Menariknya, dunia fotografi tidak ditinggalkannya. Sebab, di perusahaan ini juga dirinya dipercaya menjadi fotografer. Job desk fotografinya itu dilakukan saat perusahaannya kedatangan tamu penting, meliputi corporate social responsibility (CSR) dan even lainnya.

Beberapa karyanya juga dipasang di lobi kantornya. Foto-foto yang dipasang di lobi meliputi foto dokumentasi, foto komersial, dan foto pemandangan. ”Bisa dibilang jadi fotografer juga kalau ada agenda kantor dengan tamu,” jelasnya.

Penyuka travelling ini mengaku nyaman dengan apa yang dijalaninya saat ini.

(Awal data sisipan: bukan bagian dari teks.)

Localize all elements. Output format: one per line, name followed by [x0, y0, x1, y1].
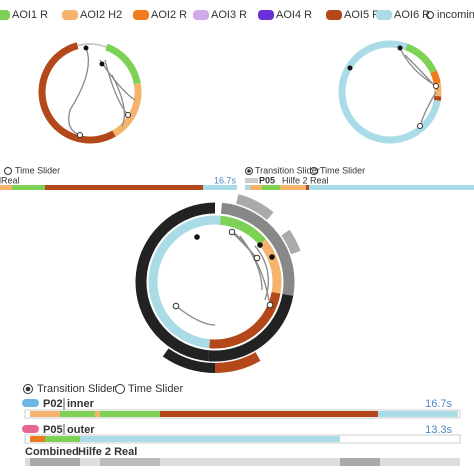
ring-segment — [281, 229, 301, 255]
legend-label: AOI2 H2 — [80, 9, 122, 21]
participant: P05 — [259, 175, 275, 185]
ring-segment — [38, 42, 116, 144]
participant-pill — [22, 399, 39, 407]
stimulus: Hilfe 2 Real — [78, 446, 137, 458]
timeline — [24, 409, 461, 419]
legend-swatch — [193, 10, 209, 20]
incoming-marker — [426, 11, 434, 19]
ring-segment — [148, 215, 221, 349]
time-slider-label[interactable]: Time Slider — [128, 383, 184, 395]
ring-segment — [220, 202, 295, 296]
duration: 16.7s — [425, 398, 452, 410]
legend-swatch — [258, 10, 274, 20]
legend-swatch — [133, 10, 149, 20]
timeline — [0, 185, 237, 190]
fixation-dots — [83, 45, 403, 260]
combined-label: Combined — [25, 446, 79, 458]
legend-note: incoming — [437, 9, 474, 21]
ring-segment — [112, 83, 142, 137]
participant: P05 — [43, 424, 63, 436]
stimulus: Hilfe 2 Real — [282, 175, 329, 185]
legend-swatch — [62, 10, 78, 20]
legend-label: AOI1 R — [12, 9, 48, 21]
legend-label: AOI6 R — [394, 9, 430, 21]
legend-swatch — [0, 10, 10, 20]
radio[interactable] — [310, 167, 318, 175]
time-slider-label[interactable]: Time Slider — [15, 165, 60, 175]
ring-segment — [433, 95, 442, 101]
legend-label: AOI5 R — [344, 9, 380, 21]
ring-segment — [430, 70, 441, 85]
legend-label: AOI3 R — [211, 9, 247, 21]
ring-segment — [135, 202, 216, 362]
ring-segment — [235, 194, 274, 221]
duration: 13.3s — [425, 424, 452, 436]
legend: AOI1 R AOI2 H2 AOI2 R AOI3 R AOI4 R AOI5 R AOI… — [0, 9, 430, 21]
timeline — [24, 434, 461, 444]
ring-segment — [209, 291, 281, 349]
stimulus-label: lReal — [0, 175, 20, 185]
transition-slider-label[interactable]: Transition Slider — [37, 383, 116, 395]
incoming-dots — [77, 83, 439, 310]
participant-swatch — [245, 178, 258, 183]
radio-dot — [247, 169, 251, 173]
ring-segment — [219, 215, 266, 246]
legend-label: AOI4 R — [276, 9, 312, 21]
legend-swatch — [326, 10, 342, 20]
participant-pill — [22, 425, 39, 433]
legend-label: AOI2 R — [151, 9, 187, 21]
timeline — [245, 185, 474, 190]
legend-swatch — [376, 10, 392, 20]
ring-segment — [258, 239, 282, 294]
radio-dot — [25, 386, 31, 392]
ring-segment — [214, 352, 261, 373]
transition-slider-label[interactable]: Transition Slider — [255, 165, 320, 175]
ring-segment — [338, 40, 441, 144]
ring-segment — [162, 348, 216, 373]
timeline — [25, 458, 460, 466]
ring-segment — [77, 43, 107, 48]
duration: 16.7s — [214, 175, 237, 185]
ring-segment — [105, 43, 141, 85]
participant: P02 — [43, 398, 63, 410]
ring-label: inner — [67, 398, 95, 410]
radio[interactable] — [115, 384, 125, 394]
time-slider-label[interactable]: Time Slider — [320, 165, 365, 175]
ring-label: outer — [67, 424, 95, 436]
ring-segment — [405, 43, 437, 74]
radio[interactable] — [4, 167, 12, 175]
ring-segment — [208, 293, 294, 362]
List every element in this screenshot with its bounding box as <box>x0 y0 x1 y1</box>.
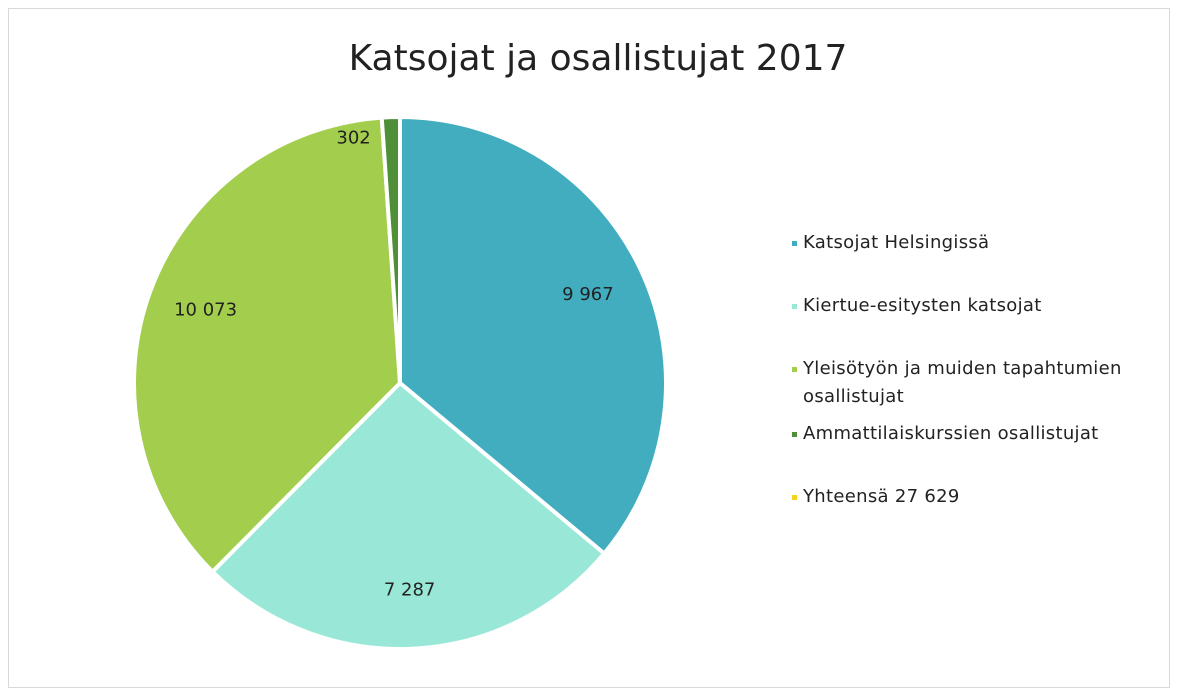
legend-label: Ammattilaiskurssien osallistujat <box>803 423 1099 444</box>
legend-swatch <box>792 432 797 437</box>
legend-swatch <box>792 367 797 372</box>
chart: Katsojat ja osallistujat 2017 9 967 7 287… <box>132 38 848 651</box>
page: Katsojat ja osallistujat 2017 9 967 7 287… <box>8 8 1170 688</box>
legend-item: Katsojat Helsingissä <box>792 229 1133 257</box>
data-label: 7 287 <box>384 579 436 600</box>
legend-item: Yhteensä 27 629 <box>792 483 1133 511</box>
legend-label: Katsojat Helsingissä <box>803 232 990 253</box>
pie-slice <box>379 115 402 385</box>
data-label: 10 073 <box>174 300 237 321</box>
data-label: 9 967 <box>562 284 614 305</box>
legend-item: Yleisötyön ja muiden tapahtumien osallis… <box>792 355 1133 411</box>
legend-swatch <box>792 304 797 309</box>
pie-slice <box>210 381 607 651</box>
legend-label: Kiertue-esitysten katsojat <box>803 295 1042 316</box>
legend-item: Ammattilaiskurssien osallistujat <box>792 420 1133 448</box>
legend-item: Kiertue-esitysten katsojat <box>792 292 1133 320</box>
data-label: 302 <box>336 127 370 148</box>
legend-swatch <box>792 495 797 500</box>
chart-title: Katsojat ja osallistujat 2017 <box>349 38 848 79</box>
legend-label: Yhteensä 27 629 <box>803 486 960 507</box>
pie-slice <box>132 115 402 574</box>
legend-label: Yleisötyön ja muiden tapahtumien osallis… <box>803 358 1122 407</box>
pie-slice <box>398 115 668 556</box>
legend-swatch <box>792 241 797 246</box>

Meski sudah bekerja, tetapi masih bisa pegang kamera untuk menyalurkan keseriusannya dalam fotografi. Menurutnya, dengan fotografi dia dapat bersinggungan dengan beragam karakter orang. Bisa berbagi ilmu, serta dapat explore hobi treavellingnya.

”Bagiku hal yang paling wah dalam fotografi itu ketika bisa berbagi ilmu ke orang lain. Mereka membalas dengan ucapan terima kasih,” tandasnya.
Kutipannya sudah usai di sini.